Editorial

Alguns milhares de britânicos, com bandeiras, cartazes, tambores, cornetas e fantasias – em mais de um sentido –  assistiram, em telão na frente do Parlamento Britânico, a derrota histórica da Primeira-Ministra Theresa May dia 15 de junho, quando foi rejeitada sua proposta de “Brexit”, o acordo que ela levou dois anos negociando com a União Europeia para retirada do Reino Unido. May conseguiu ficar no cargo, pois conservadores (mesmo uma centena dos mais radicais que votaram contra o seu acordo) têm apoio do Partido Unionista da Irlanda do Norte e derrotaram a moção de desconfiança apresentada pelo líder da oposição trabalhista, Jeremy Corbyn. O clima pós-votos é sombrio, divisões se agravaram, predomina a incerteza diante do risco real de uma amputação caótica.

O Parlamento, em mais uma polêmica, deu três dias de prazo para que May apresente um novo acordo. Mesmo que a reformulação seja em consulta com líderes de outros partidos e não apenas para aplacar conservadores pró ruptura radical, é praticamente impossível uma aprovação no Parlamento Britânico e uma modificação significativa ser renegociada na UE e aprovada pelos 27 países membros até a data limite legal de dois anos, que expira no próximo 29 de março. O trabalhista Corbyn, da tendência socialista, já recusou conversações com a Primeira Ministra. Desde o referendo sabe-se de sua ambiguidade: quer liberdade da UE para aplicar suas propostas de reestatização em vários setores, mas sua demagogia vai até onde dá para manter seu eleitorado que é majoritariamente pró União. Dali não sai proposta de acordo. Por ora, a única proposta existente é a que foi rejeitada. Muitos defendem, dentro e fora do país, um novo referendo, ainda que certeza do resultado não exista. May pode fazer pedido à UE de prorrogação do prazo, igualmente de resultado incerto, com a complicação adicional de que em maio haverá eleições para o Parlamento Europeu, e os assentos britânicos já foram redistribuídos.

Desde o referendo de junho de 2016 foi se desfazendo a ilusão de “Brexit” sem custo.

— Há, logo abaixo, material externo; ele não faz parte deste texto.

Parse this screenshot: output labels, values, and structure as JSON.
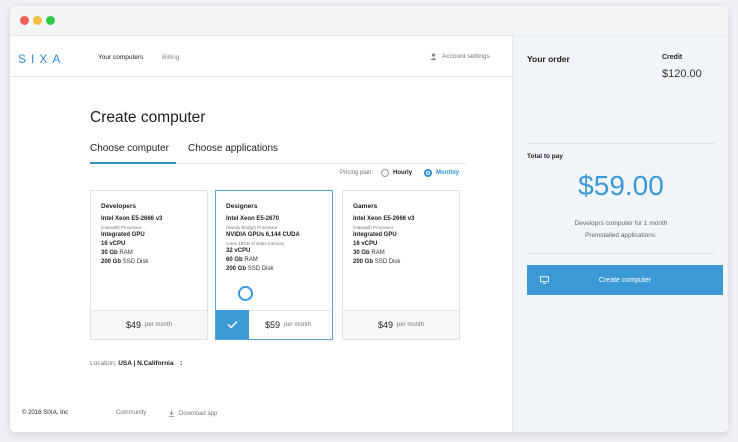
{
  "window": {
    "dots": [
      "#f25f57",
      "#f6be3b",
      "#2fca45"
    ]
  },
  "header": {
    "logo": "SIXA",
    "nav": [
      "Your computers",
      "Billing"
    ],
    "account": "Account settings"
  },
  "main": {
    "title": "Create computer",
    "tabs": [
      "Choose computer",
      "Choose applications"
    ],
    "pricing": {
      "label": "Pricing plan:",
      "options": [
        "Hourly",
        "Monthly"
      ],
      "selected": "Monthly"
    },
    "cards": [
      {
        "name": "Developers",
        "cpu": "Intel Xeon E5-2666 v3",
        "cpu_sub": "(Haswell) Processor",
        "gpu": "Integrated GPU",
        "gpu_sub": "",
        "vcpu": "16 vCPU",
        "ram_val": "30 Gb",
        "ram_unit": "RAM",
        "disk_val": "200 Gb",
        "disk_unit": "SSD Disk",
        "price": "$49",
        "per": "per month",
        "selected": false
      },
      {
        "name": "Designers",
        "cpu": "Intel Xeon E5-2670",
        "cpu_sub": "(Sandy Bridge) Processor",
        "gpu": "NVIDIA GPUs 6,144 CUDA",
        "gpu_sub": "cores 16GB of video memory",
        "vcpu": "32 vCPU",
        "ram_val": "60 Gb",
        "ram_unit": "RAM",
        "disk_val": "200 Gb",
        "disk_unit": "SSD Disk",
        "price": "$59",
        "per": "per month",
        "selected": true
      },
      {
        "name": "Gamers",
        "cpu": "Intel Xeon E5-2666 v3",
        "cpu_sub": "(Haswell) Processor",
        "gpu": "Integrated GPU",
        "gpu_sub": "",
        "vcpu": "16 vCPU",
        "ram_val": "30 Gb",
        "ram_unit": "RAM",
        "disk_val": "200 Gb",
        "disk_unit": "SSD Disk",
        "price": "$49",
        "per": "per month",
        "selected": false
      }
    ],
    "location": {
      "label": "Location:",
      "value": "USA | N.California"
    },
    "footer": {
      "copyright": "© 2016 SIXA, Inc",
      "community": "Community",
      "download": "Download app"
    }
  },
  "sidebar": {
    "order_title": "Your order",
    "credit_label": "Credit",
    "credit_value": "$120.00",
    "total_label": "Total to pay",
    "total_value": "$59.00",
    "desc_line1": "Developrs computer for 1 month",
    "desc_line2": "Preinstalled applications.",
    "create_button": "Create computer"
  },
  "colors": {
    "accent": "#3b9ad6",
    "logo": "#2d8fd0"
  }
}
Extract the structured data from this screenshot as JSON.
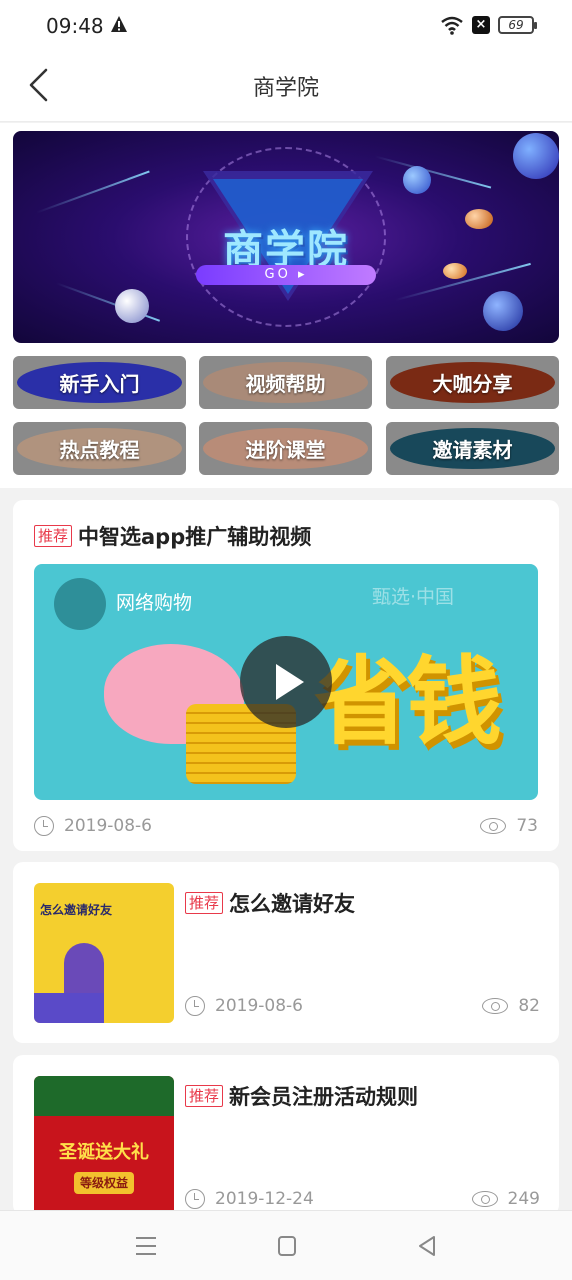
{
  "status": {
    "time": "09:48",
    "battery": "69"
  },
  "header": {
    "title": "商学院"
  },
  "banner": {
    "title": "商学院",
    "go": "GO ▸"
  },
  "categories": [
    {
      "label": "新手入门",
      "color": "#2a2fa8"
    },
    {
      "label": "视频帮助",
      "color": "#a98a78"
    },
    {
      "label": "大咖分享",
      "color": "#7a2a14"
    },
    {
      "label": "热点教程",
      "color": "#b0937e"
    },
    {
      "label": "进阶课堂",
      "color": "#b88c78"
    },
    {
      "label": "邀请素材",
      "color": "#18485a"
    }
  ],
  "articles": [
    {
      "tag": "推荐",
      "title": "中智选app推广辅助视频",
      "date": "2019-08-6",
      "views": "73",
      "video": {
        "channel": "网络购物",
        "watermark": "甄选·中国",
        "big_text": "省钱"
      }
    },
    {
      "tag": "推荐",
      "title": "怎么邀请好友",
      "date": "2019-08-6",
      "views": "82",
      "thumb_text": "怎么邀请好友"
    },
    {
      "tag": "推荐",
      "title": "新会员注册活动规则",
      "date": "2019-12-24",
      "views": "249",
      "thumb_text": "圣诞送大礼",
      "thumb_sub": "等级权益"
    }
  ]
}
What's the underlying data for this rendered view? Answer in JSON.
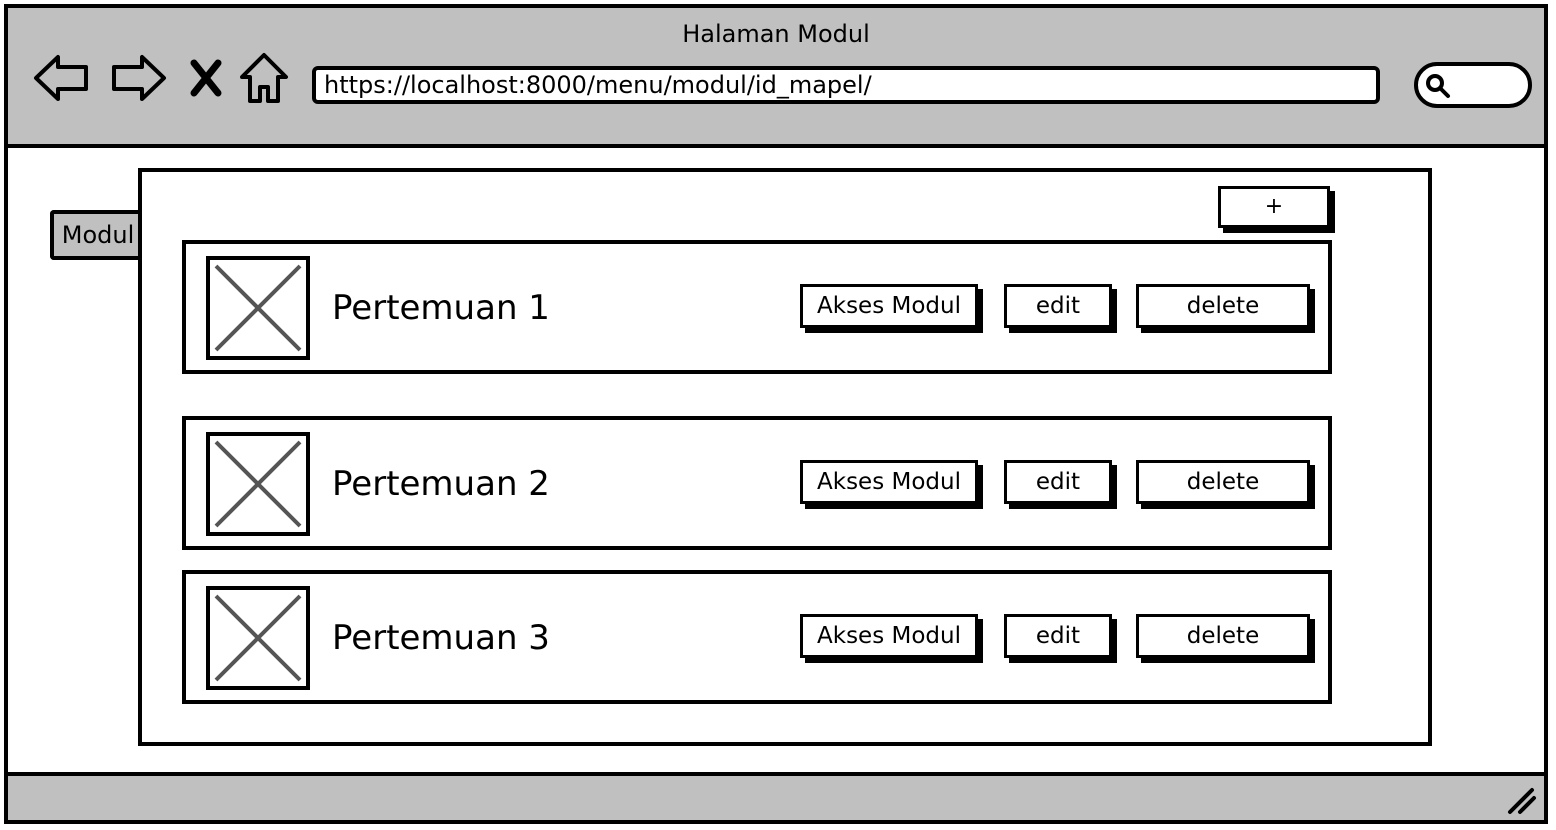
{
  "window": {
    "title": "Halaman Modul"
  },
  "toolbar": {
    "back_icon": "back-arrow-icon",
    "forward_icon": "forward-arrow-icon",
    "stop_icon": "close-x-icon",
    "home_icon": "home-icon",
    "url": "https://localhost:8000/menu/modul/id_mapel/",
    "search_icon": "search-icon"
  },
  "sidebar": {
    "tab_label": "Modul"
  },
  "main": {
    "add_label": "+",
    "cards": [
      {
        "title": "Pertemuan 1",
        "akses_label": "Akses Modul",
        "edit_label": "edit",
        "delete_label": "delete"
      },
      {
        "title": "Pertemuan 2",
        "akses_label": "Akses Modul",
        "edit_label": "edit",
        "delete_label": "delete"
      },
      {
        "title": "Pertemuan 3",
        "akses_label": "Akses Modul",
        "edit_label": "edit",
        "delete_label": "delete"
      }
    ]
  },
  "colors": {
    "chrome": "#c0c0c0",
    "border": "#000000",
    "background": "#ffffff",
    "placeholder_stroke": "#555555"
  }
}
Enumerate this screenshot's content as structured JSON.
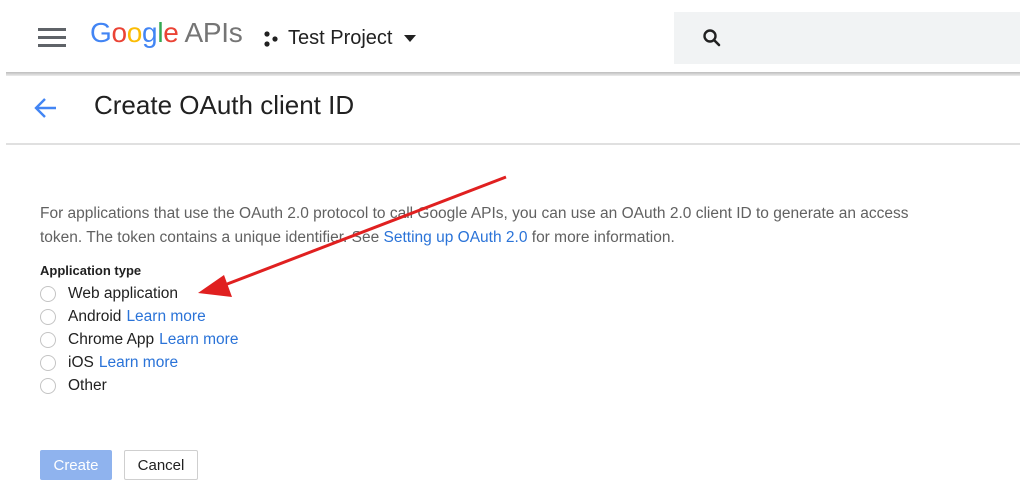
{
  "header": {
    "logo_google": [
      "G",
      "o",
      "o",
      "g",
      "l",
      "e"
    ],
    "logo_apis": "APIs",
    "project_name": "Test Project",
    "menu_icon": "hamburger-menu-icon",
    "project_icon": "project-dots-icon",
    "search_icon": "search-icon"
  },
  "page": {
    "back_icon": "arrow-left-icon",
    "title": "Create OAuth client ID"
  },
  "description": {
    "text_before": "For applications that use the OAuth 2.0 protocol to call Google APIs, you can use an OAuth 2.0 client ID to generate an access token. The token contains a unique identifier. See ",
    "link_text": "Setting up OAuth 2.0",
    "text_after": " for more information."
  },
  "application_type": {
    "label": "Application type",
    "options": [
      {
        "label": "Web application",
        "link": "",
        "selected": false
      },
      {
        "label": "Android",
        "link": "Learn more",
        "selected": false
      },
      {
        "label": "Chrome App",
        "link": "Learn more",
        "selected": false
      },
      {
        "label": "iOS",
        "link": "Learn more",
        "selected": false
      },
      {
        "label": "Other",
        "link": "",
        "selected": false
      }
    ]
  },
  "buttons": {
    "create": "Create",
    "cancel": "Cancel"
  },
  "colors": {
    "primary_link": "#2a73d8",
    "create_button_disabled": "#8fb3ee",
    "annotation_arrow": "#e02020"
  }
}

Publicaram-se várias estimativas do impacto sobre a economia, produtividade, consumo, emprego, mercado imobiliário, sobre o centro financeiro de Londres, sobre arrecadação de impostos. Podem ser resumidas como um Reino mais pobre e com maior dificuldade de transferência de recursos para áreas que delas dependem, como a Irlanda do Norte. E um Reino mais desunido. Esse é um aspecto que não recebeu atenção na campanha do referendo, mas emergiu agora, pois “Brexit” implica fechar a fronteira entre a Irlanda do Norte que, como parte do Reino Unido, sofreria “Brexit”, enquanto a Irlanda permanece na União Europeia. O fantasma da passada violência entre unionistas e os nacionalistas de Sinn Fein assusta, enquanto muitos cidadãos britânicos da Irlanda do Norte tratam de obter passaporte irlandês. Na Irlanda do Norte, o resultado do referendo de 2016 foi favorável à permanência na UE. Juristas já chegaram a especular se não seria possível a opção, legalmente inexistente, de “Brexit” apenas para a Inglaterra e o País de Gales (onde nacionalistas galeses por ora não passam de uns 20%), deixando a Escócia e a Irlanda do Norte na União Europeia. Está evidente que “Brexit” reforça o separatismo no interior do Reino, e um novo referendo na Escócia não teria o mesmo resultado com o Reino Unido fora da UE. Os perigos do desmembramento voltaram à agenda.

Triste dia” foi o título do Editorial de 24 de junho de 2016 da Será? quando saiu o resultado do referendo em que venceu por 52% a 48% o nacionalismo isolacionista das fronteiras fechadas. Mostrou um reino dividido, com falsa imagem de si mesmo como potência global manietada por pequenos países europeus. Resultado da demagogia no jogo pelo poder, em que líderes de todos os partidos insistiram por décadas no discurso que deposita lá fora, em Bruxelas, a culpa dos males do Reino Unido. A ilusão de que era possível tirar o Reino Unido da Europa sem custo foi desfeita. Sobrou o caos em um país teimosamente paralisado pela indecisão, enquanto a União Europeia espera que os britânicos decidam, afinal, o que é que querem.